In tale libro gli autori descrivono, come riportato nella prefazione a cura della Prof.ssa Rosangela Marchelli, gli enormi progressi fatti dalla scienza e soprattutto dalla chimica e dalla fisiologia in questi ultimi anni nell’elucidazione strutturale delle molecole del gusto, delle relazioni struttura chimica-proprietà sensoriali e dei meccanismi di trasmissione attraverso il sistema nervoso al cervello , progressi che hanno ricevuto giusti riconoscimenti a livello internazionale.

 

Quello che mi ha colpito, e credo potrà attrarre altri lettori non necessariamente tecnici, è l’articolazione del libro che accompagna il lettore dalla prima colazione alla cena in un intrecciarsi di molecole, storia , fisiologia e aneddoti su diversi prodotti quali il caffè, i croissant, la pasta, il pomodoro, la carne ed il cacao.
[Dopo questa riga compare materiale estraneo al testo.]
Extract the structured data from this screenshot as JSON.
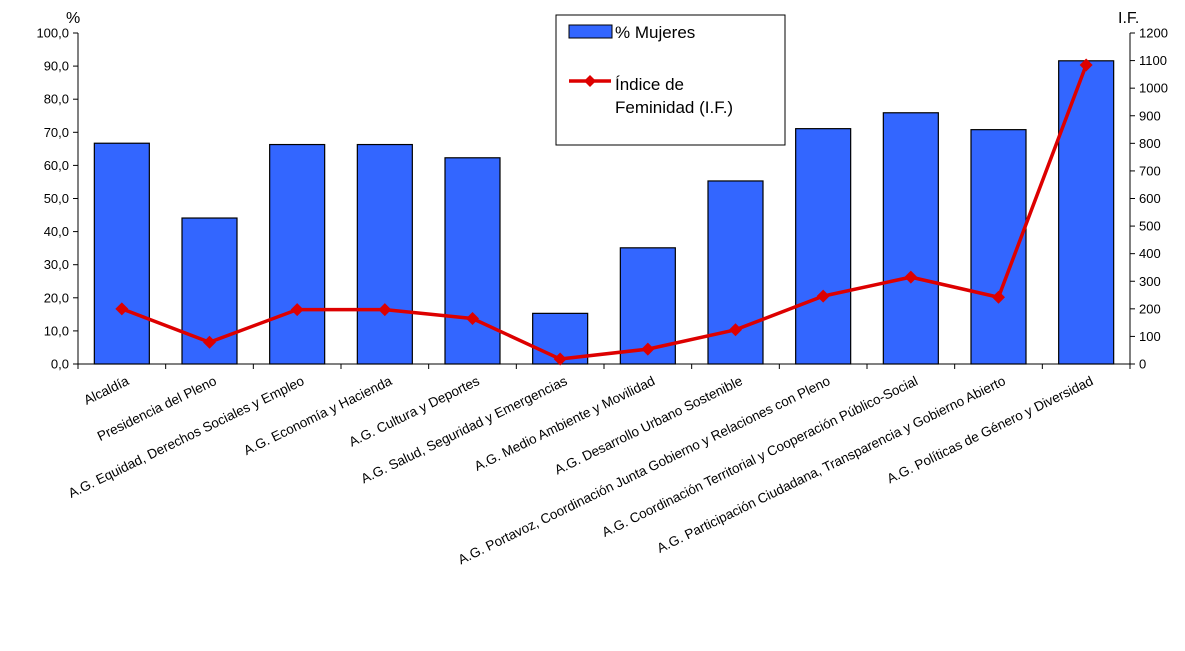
{
  "chart_data": {
    "type": "bar",
    "categories": [
      "Alcaldía",
      "Presidencia del Pleno",
      "A.G. Equidad, Derechos Sociales y Empleo",
      "A.G. Economía y Hacienda",
      "A.G. Cultura y Deportes",
      "A.G. Salud, Seguridad y Emergencias",
      "A.G. Medio Ambiente y Movilidad",
      "A.G. Desarrollo Urbano Sostenible",
      "A.G. Portavoz, Coordinación Junta Gobierno y Relaciones con Pleno",
      "A.G. Coordinación Territorial y Cooperación Público-Social",
      "A.G. Participación Ciudadana, Transparencia y Gobierno Abierto",
      "A.G. Políticas de Género y Diversidad"
    ],
    "series": [
      {
        "name": "% Mujeres",
        "type": "bar",
        "axis": "left",
        "color": "#3366ff",
        "values": [
          66.7,
          44.1,
          66.3,
          66.3,
          62.3,
          15.3,
          35.1,
          55.3,
          71.1,
          75.9,
          70.8,
          91.6
        ]
      },
      {
        "name": "Índice de Feminidad (I.F.)",
        "type": "line",
        "axis": "right",
        "color": "#dd0000",
        "values": [
          200,
          79,
          197,
          197,
          165,
          18,
          54,
          124,
          246,
          315,
          242,
          1084
        ]
      }
    ],
    "y_left": {
      "unit": "%",
      "range": [
        0,
        100
      ],
      "ticks": [
        "0,0",
        "10,0",
        "20,0",
        "30,0",
        "40,0",
        "50,0",
        "60,0",
        "70,0",
        "80,0",
        "90,0",
        "100,0"
      ]
    },
    "y_right": {
      "unit": "I.F.",
      "range": [
        0,
        1200
      ],
      "ticks": [
        "0",
        "100",
        "200",
        "300",
        "400",
        "500",
        "600",
        "700",
        "800",
        "900",
        "1000",
        "1100",
        "1200"
      ]
    },
    "legend": {
      "position": "top-center",
      "bar_label": "% Mujeres",
      "line_label_1": "Índice de",
      "line_label_2": "Feminidad (I.F.)"
    },
    "grid": false
  }
}
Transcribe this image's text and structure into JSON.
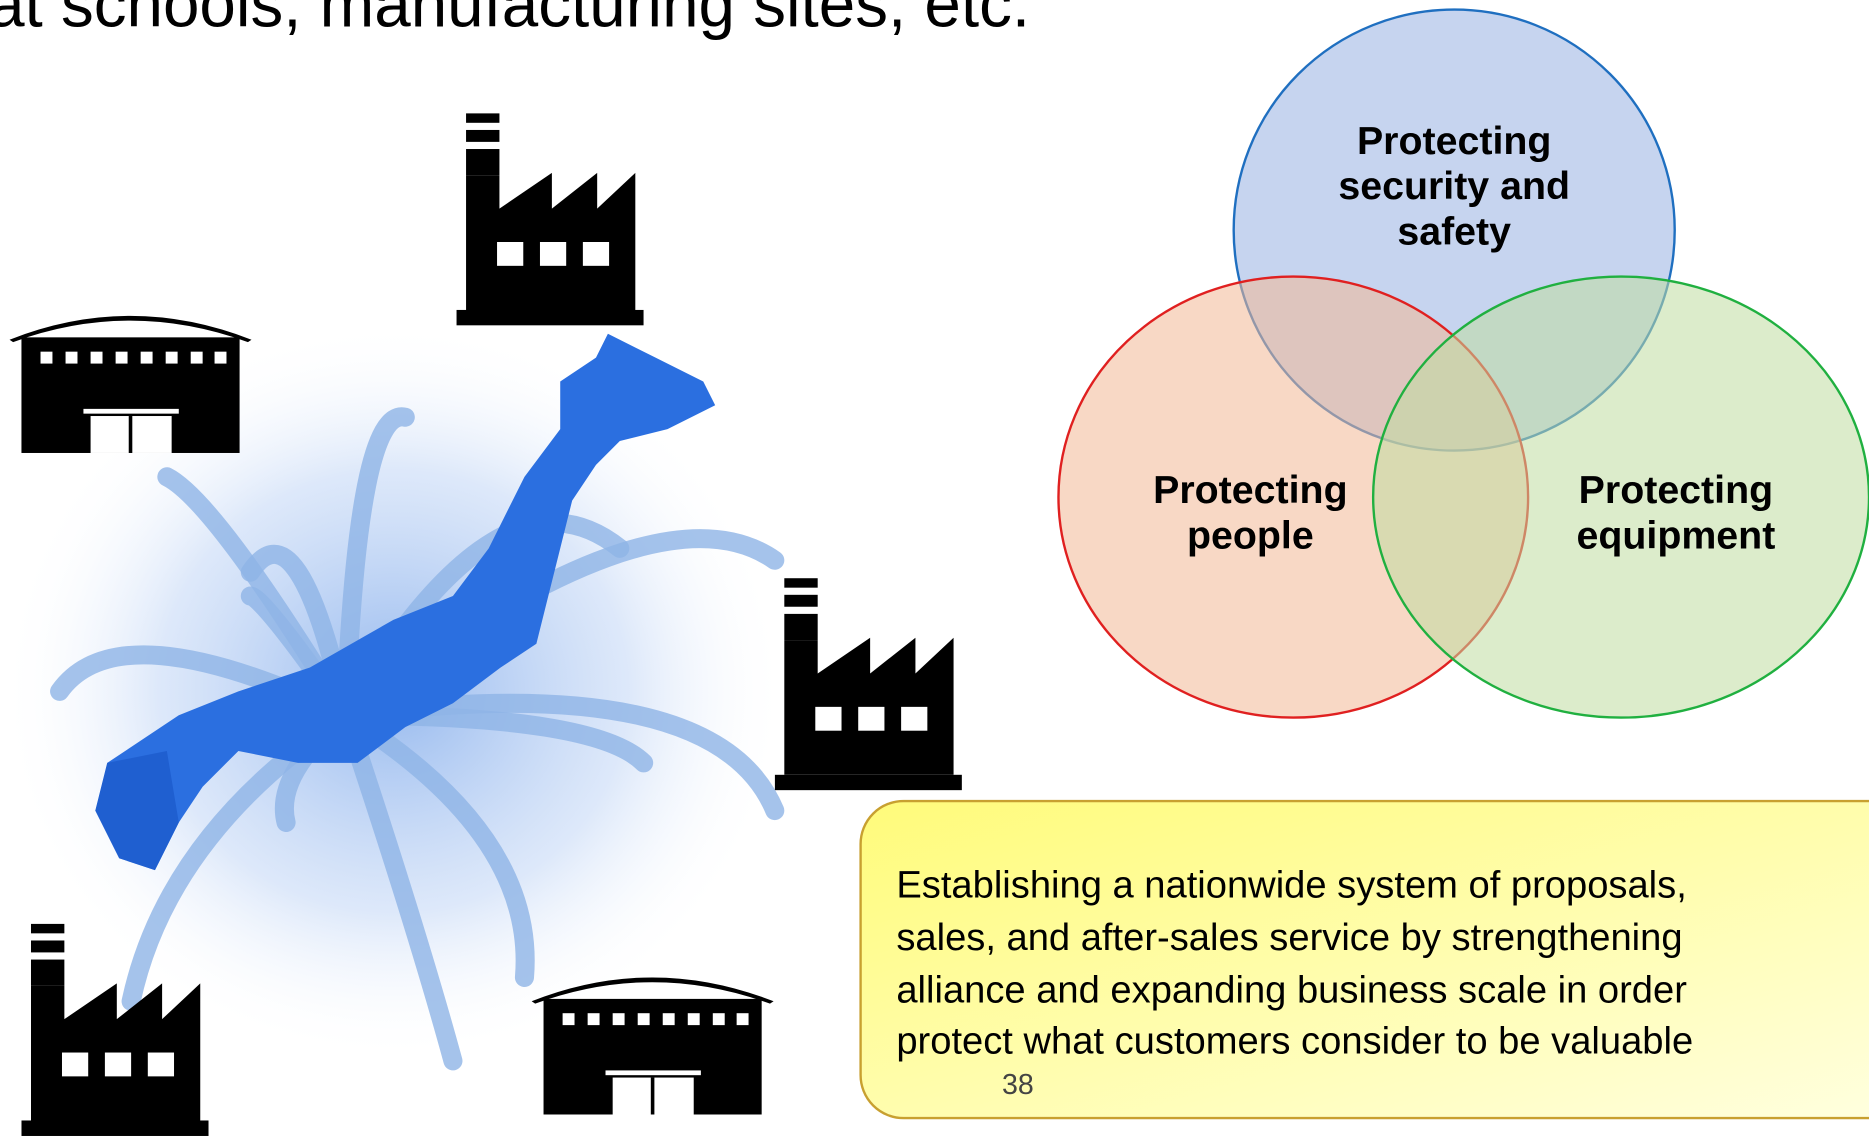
{
  "header": {
    "title": "at schools, manufacturing sites, etc."
  },
  "venn": [
    {
      "label": [
        "Protecting",
        "security and",
        "safety"
      ]
    },
    {
      "label": [
        "Protecting",
        "people"
      ]
    },
    {
      "label": [
        "Protecting",
        "equipment"
      ]
    }
  ],
  "callout": {
    "lines": [
      "Establishing a nationwide system of proposals,",
      "sales, and after-sales service by strengthening",
      "alliance and expanding business scale in order",
      "protect what customers consider to be valuable"
    ]
  },
  "page_number": "38"
}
Un posto di rilievo lo occupa anche il vino che viene trattato, in modo brillante ma anche molto tecnico, in tutte le sue specificità a partire dalla coltivazione dell’uva;  i professionisti del settore, dove operano con successo anche molti Chimici, sostengono che il buon vino si fa in vigna.

 

Il libro mi ha accompagnato in un viaggio sensoriale che coinvolge tutti i sensi dal gusto all’olfatto senza dimenticarne la vista; è stato un percorso di soddisfazione sensoriale che permette di recuperare sensazioni che poi ci possono meglio far comprendere anche il nostro stato d’animo quando ci approcciamo al cibo e permette di recuperare con la memoria sensazioni spesso dimenticate e non solo legate alla specifica, ovviamente più importante , funzione nutrizionale.

 

Il gusto e l’olfatto costituiscono, da sempre come ricordato dagli autori, il più efficace, diretto ed immediato metodo per scegliere e valutare la qualità degli alimenti e delle bevande.

 

In conclusione trattasi di un libro per rivisitare e interpretare la quotidianità del mangiare e del bere attraverso le molecole del gusto e che trova nella chimica un grande alleato per comprendere meglio perché gli alimenti hanno difformi sapori e quali di questi possono attrarre o meno il nostro appetito o interesse.